The living drug is tailor-made to each patient, unlike conventional therapies such as surgery or chemotherapy.
It is called CAR-T and is made by extracting white blood cells from the patient’s blood.
The cells are then genetically reprogrammed to seek out and kill cancer.
The cancer-killers are then put back inwards the patient and once they find their target they multiply.
‘Enormously arousing’
Dr Scott Gottlieb, from the FDA, said: “We’re injecting a fresh frontier in medical innovation with the capability to reprogram a patient’s own cells to attack a deadly cancer.
“Fresh technologies such as gene and cell therapies hold out the potential to convert medicine and create an inflection point in our capability to treat and even cure many intractable illnesses.”
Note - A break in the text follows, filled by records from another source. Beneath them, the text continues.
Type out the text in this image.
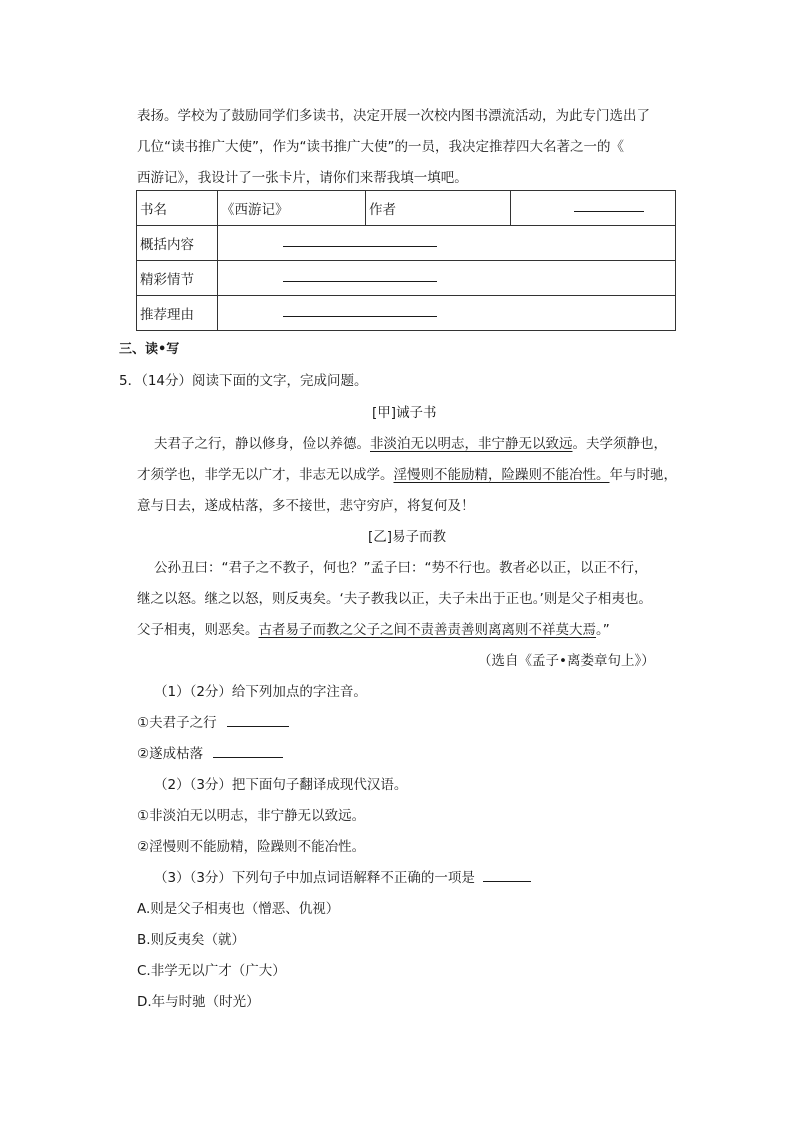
表扬。学校为了鼓励同学们多读书，决定开展一次校内图书漂流活动，为此专门选出了
几位“读书推广大使”，作为“读书推广大使”的一员，我决定推荐四大名著之一的《
西游记》，我设计了一张卡片，请你们来帮我填一填吧。
书名	《西游记》	作者	
概括内容			
精彩情节			
推荐理由			
三、读•写
5．（14分）阅读下面的文字，完成问题。
[甲]诫子书
夫君子之行，静以修身，俭以养德。非淡泊无以明志，非宁静无以致远。夫学须静也，
才须学也，非学无以广才，非志无以成学。淫慢则不能励精，险躁则不能冶性。年与时驰，
意与日去，遂成枯落，多不接世，悲守穷庐，将复何及！
[乙]易子而教
公孙丑曰：“君子之不教子，何也？”孟子曰：“势不行也。教者必以正，以正不行，
继之以怒。继之以怒，则反夷矣。‘夫子教我以正，夫子未出于正也。’则是父子相夷也。
父子相夷，则恶矣。古者易子而教之父子之间不责善责善则离离则不祥莫大焉。”
（选自《孟子•离娄章句上》）
（1）（2分）给下列加点的字注音。
①夫君子之行
②遂成枯落
（2）（3分）把下面句子翻译成现代汉语。
①非淡泊无以明志，非宁静无以致远。
②淫慢则不能励精，险躁则不能冶性。
（3）（3分）下列句子中加点词语解释不正确的一项是
A.则是父子相夷也（憎恶、仇视）
B.则反夷矣（就）
C.非学无以广才（广大）
D.年与时驰（时光）
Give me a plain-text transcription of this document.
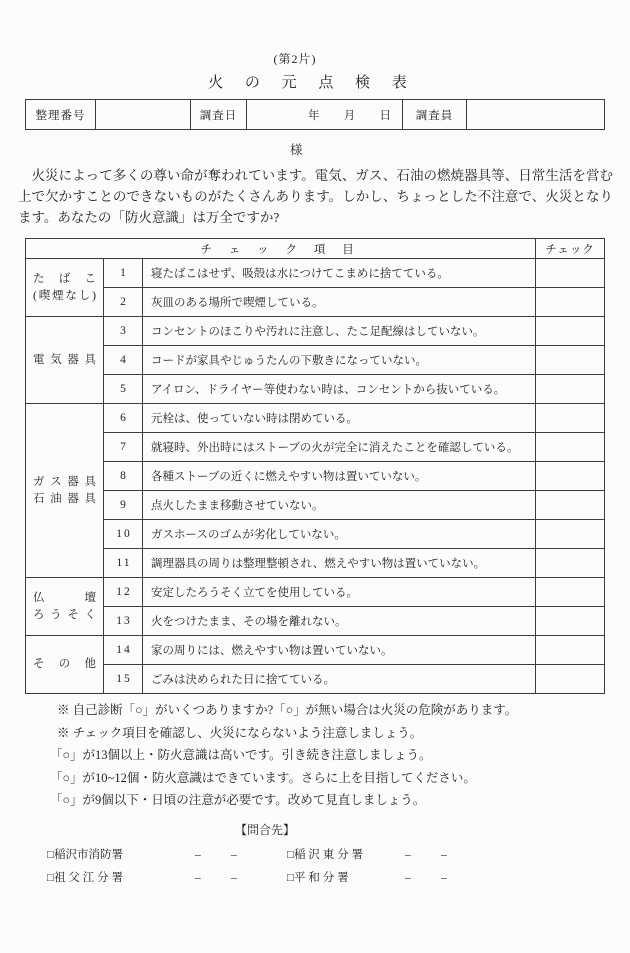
(第2片)
火 の 元 点 検 表
整理番号		調査日	年      月      日	調査員	
様

火災によって多くの尊い命が奪われています。電気、ガス、石油の燃焼器具等、日常生活を営む上で欠かすことのできないものがたくさんあります。しかし、ちょっとした不注意で、火災となります。あなたの「防火意識」は万全ですか?

チ ェ ッ ク 項 目			チェック

た ば こ
(喫煙なし)	1	寝たばこはせず、吸殻は水につけてこまめに捨てている。	
	2	灰皿のある場所で喫煙している。	

電 気 器 具	3	コンセントのほこりや汚れに注意し、たこ足配線はしていない。	
	4	コードが家具やじゅうたんの下敷きになっていない。	
	5	アイロン、ドライヤー等使わない時は、コンセントから抜いている。	

ガ ス 器 具
石 油 器 具	6	元栓は、使っていない時は閉めている。	
	7	就寝時、外出時にはストーブの火が完全に消えたことを確認している。	
	8	各種ストーブの近くに燃えやすい物は置いていない。	
	9	点火したまま移動させていない。	
	10	ガスホースのゴムが劣化していない。	
	11	調理器具の周りは整理整頓され、燃えやすい物は置いていない。	

仏 壇
ろ う そ く	12	安定したろうそく立てを使用している。	
	13	火をつけたまま、その場を離れない。	

そ の 他	14	家の周りには、燃えやすい物は置いていない。	
	15	ごみは決められた日に捨てている。	
※ 自己診断「○」がいくつありますか?「○」が無い場合は火災の危険があります。
※ チェック項目を確認し、火災にならないよう注意しましょう。
「○」が13個以上・防火意識は高いです。引き続き注意しましょう。
「○」が10~12個・防火意識はできています。さらに上を目指してください。
「○」が9個以下・日頃の注意が必要です。改めて見直しましょう。
【問合先】
□稲沢市消防署	–	–	□稲 沢 東 分 署	–	–
□祖 父 江 分 署	–	–	□平 和 分 署	–	–
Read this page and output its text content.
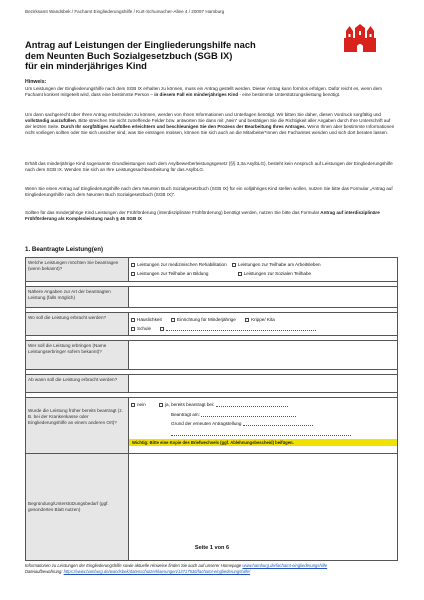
Bezirksamt Wandsbek / Fachamt Eingliederungshilfe / Kurt-Schumacher-Allee 4 / 20097 Hamburg
Antrag auf Leistungen der Eingliederungshilfe nach
dem Neunten Buch Sozialgesetzbuch (SGB IX)
für ein minderjähriges Kind
Hinweis:

Um Leistungen der Eingliederungshilfe nach dem SGB IX erhalten zu können, muss ein Antrag gestellt werden. Dieser Antrag kann formlos erfolgen. Dafür reicht es, wenn dem Fachamt konkret mitgeteilt wird, dass eine bestimmte Person – in diesem Fall ein minderjähriges Kind - eine bestimmte Unterstützungsleistung benötigt.

Um dann sachgerecht über Ihren Antrag entscheiden zu können, werden von Ihnen Informationen und Unterlagen benötigt. Wir bitten Sie daher, diesen Vordruck sorgfältig und vollständig auszufüllen. Bitte streichen Sie nicht zutreffende Felder bzw. antworten Sie dann mit „Nein“ und bestätigen Sie die Richtigkeit aller Angaben durch Ihre Unterschrift auf der letzten Seite. Durch Ihr sorgfältiges Ausfüllen erleichtern und beschleunigen Sie den Prozess der Bearbeitung Ihres Antrages. Wenn Ihnen aber bestimmte Informationen nicht vorliegen sollten oder Sie sich unsicher sind, was Sie eintragen müssen, können Sie sich auch an die Mitarbeiter*innen des Fachamtes wenden und sich dort beraten lassen.
Erhält das minderjährige Kind sogenannte Grundleistungen nach dem Asylbewerberleistungsgesetz (§§ 3,3a AsylbLG), besteht kein Anspruch auf Leistungen der Eingliederungshilfe nach dem SGB IX. Wenden Sie sich an Ihre Leistungssachbearbeitung für das AsylbLG.
Wenn Sie einen Antrag auf Eingliederungshilfe nach dem Neunten Buch Sozialgesetzbuch (SGB IX) für ein volljähriges Kind stellen wollen, nutzen Sie bitte das Formular „Antrag auf Eingliederungshilfe nach dem Neunten Buch Sozialgesetzbuch (SGB IX)“.
Sollten für das minderjährige Kind Leistungen der Frühförderung (interdisziplinäre Frühförderung) benötigt werden, nutzen Sie bitte das Formular Antrag auf interdisziplinäre Frühförderung als Komplexleistung nach § 46 SGB IX
1. Beantragte Leistung(en)
Welche Leistungen möchten Sie beantragen (wenn bekannt)?	Leistungen zur medizinischen Rehabilitation Leistungen zur Teilhabe am Arbeitsleben
Leistungen zur Teilhabe an Bildung Leistungen zur Sozialen Teilhabe

Nähere Angaben zur Art der beantragten Leistung (falls möglich)	

Wo soll die Leistung erbracht werden?	Häuslichkeit Einrichtung für Minderjährige Krippe/ Kita
Schule

Wer soll die Leistung erbringen (Name Leistungserbringer sofern bekannt)?	

Ab wann soll die Leistung erbracht werden?	

Wurde die Leistung früher bereits beantragt (z. B. bei der Krankenkasse oder Eingliederungshilfe an einem anderen Ort)?	nein ja, bereits beantragt bei:
Beantragt am:
Grund der erneuten Antragstellung

Wichtig: Bitte eine Kopie des Briefwechsels (ggf. Ablehnungsbescheid) beifügen.

Begründung/Unterstützungsbedarf (ggf. gesondertes Blatt nutzen)	
Seite 1 von 6
Informationen zu Leistungen der Eingliederungshilfe sowie aktuelle Hinweise finden Sie auch auf unserer Homepage www.hamburg.de/fachamt-eingliederungshilfe
Dateiaufbewahrung: https://www.hamburg.de/wandsbek/datenschutzerklaerungen/13717536/fachamt-eingliederungshilfe/
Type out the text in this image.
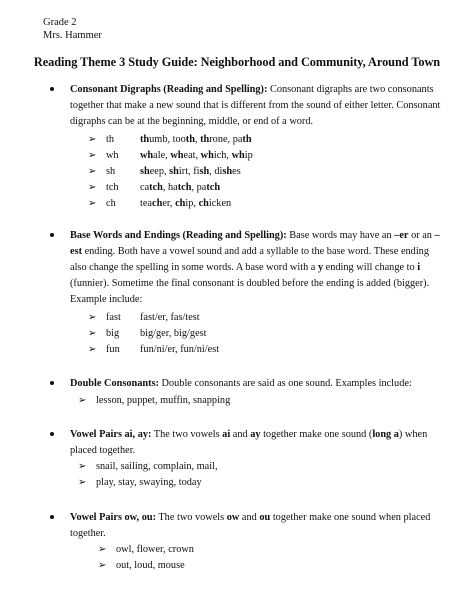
Grade 2
Mrs. Hammer
Reading Theme 3 Study Guide: Neighborhood and Community, Around Town
Consonant Digraphs (Reading and Spelling): Consonant digraphs are two consonants
together that make a new sound that is different from the sound of either letter. Consonant
digraphs can be at the beginning, middle, or end of a word.
➢ th	thumb, tooth, throne, path
➢ wh whale, wheat, which, whip
➢ sh sheep, shirt, fish, dishes
➢ tch catch, hatch, patch
➢ ch teacher, chip, chicken
Base Words and Endings (Reading and Spelling): Base words may have an –er or an –
est ending. Both have a vowel sound and add a syllable to the base word. These ending
also change the spelling in some words. A base word with a y ending will change to i
(funnier). Sometime the final consonant is doubled before the ending is added (bigger).
Example include:
➢ fast fast/er, fas/test
➢ big big/ger, big/gest
➢ fun fun/ni/er, fun/ni/est
Double Consonants: Double consonants are said as one sound. Examples include:
➢ lesson, puppet, muffin, snapping
Vowel Pairs ai, ay: The two vowels ai and ay together make one sound (long a) when
placed together.
➢ snail, sailing, complain, mail,
➢ play, stay, swaying, today
Vowel Pairs ow, ou: The two vowels ow and ou together make one sound when placed
together.
➢ owl, flower, crown
➢ out, loud, mouse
The therapy, which will be marketed as Kymriah, works against acute lymphoblastic leukaemia.
Most patients react to normal therapy and Kymriah has been approved for when those treatments fail.
Dr Stephan Grupp, who treated the very first child with CAR-T at the Children’s Hospital of Philadelphia, said the fresh treatment was “enormously arousing”.
“We’ve never seen anything like this before,” he added.
That very first patient had been near to death, but has now been cancer-free for more than five years.
Out of sixty three patients treated with CAR-T therapy, 83% were in finish remission within three months and long-term data is still being collected.
However, the therapy is not without risks.
It can cause potentially life-threatening cytokine release syndrome from the rapid proliferation of the CAR-T cells in the bod. This can be managed with drugs.
Fresh era
But the potential of CAR-T technology goes beyond one type of cancer.
Dr David Maloney, medical director of cellular immunotherapy at the Fred Hutchinson Cancer Research Center, said the FDA’s decision was a “milestone”.
He added: “We believe this is just the very first of what will soon be many fresh immunotherapy-based treatments for a multiplicity of cancers.
CAR-T technology has shown most promise against different blood-based cancers.
However, it has struggled against “solid tumours” such as lung cancer or melanoma.
Dr Prakash Satwani, a paediatric oncologist at Columbia University Medical, said: “The results haven’t been that superb when you compare it with acute lymphoblastic leukaemia, but I’m sure the technology will get better in the near future.”
Boosting the immune system is already a cornerstone of modern cancer treatment.
A range of drugs that “take the brakes off” the immune system to permit it to attack cancer more loosely have already been adopted around the world.
CAR-T technology, which goes a step further and redesigns the immune system, is at a much earlier stage.
Prof Peter Johnson, the chief clinician at the charity Cancer Research UK, said: “The very first genetically modified cell therapy to be approved by the FDA is an arousing step forward.
“We still have a lot to learn about how to use it securely and who might benefit from it, so it is significant to recognise this is just a very first step.”